La escapada a la naturaleza es un gozo panteísta que sana mejor que el diván de cualquier psicoanalista que escucha nuestra verborrea mientras piensa en cómo afeitarse ante el espejo. Y los caminos de la aventura son inextricables: Todavía la sangre se hiela en mis venas cuando recuerdo cómo una inglesa larga y tiesa estuvo a punto de violarme en el solitario Cap Llentrisca, dónde el Vedrá ofrece su visión más tenebrosa.
El tiempo era borrascoso y era una excursión arriesgada, pero ya sabéis cómo son algunas inglesas: aman el campo, los picnics, las mantas en la hierba, el Pimms, la aventura a lo Gertrude Bell y las miradas húmedas de un orgulloso beduino.
Como buen beduino pitiuso yo portaba una petaca de whisky que calmó la ira británica cuando pinchamos una rueda. Al no tener otra de repuesto, la damisela me dedicó un speech que dejaba al puritano Dijsselbloem como un admirador de los PIGS.

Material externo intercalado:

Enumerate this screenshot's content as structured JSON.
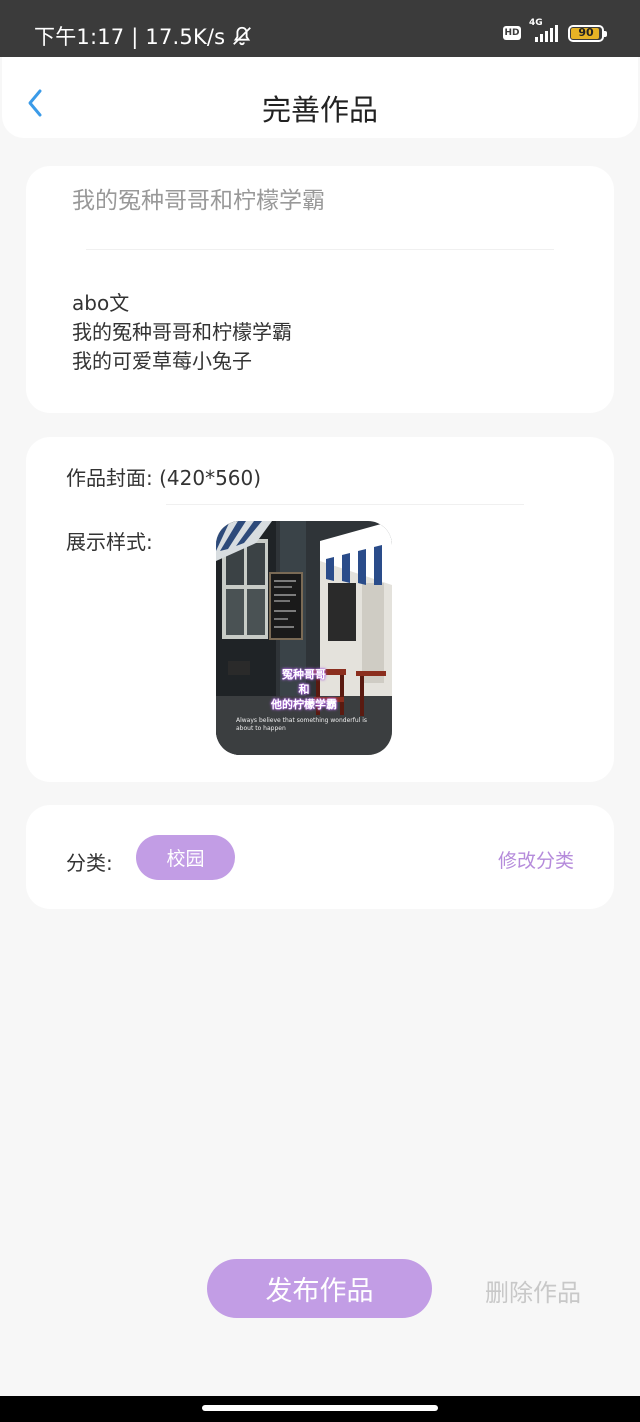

Pero los mares de lavanda y la malta del Lagavulin hicieron su efecto y, como carecíamos de cobertura móvil, empezó a planear la noche con imperialismo genético, dictando órdenes dignas del capitán Bligh con el tono meloso de una insoportable criatura de Jane Austen.
Y yo grité el uc ancestral de los ibicencos en reto ante las fuerzas del destino.
Lo que sigue no es digno de mención. Solo añadiré que a última hora, esperanzas perdidas y petaca seca, fuimos rescatados por un misericordioso cazador de becadas que nos llevó de vuelta al diván de la civilización.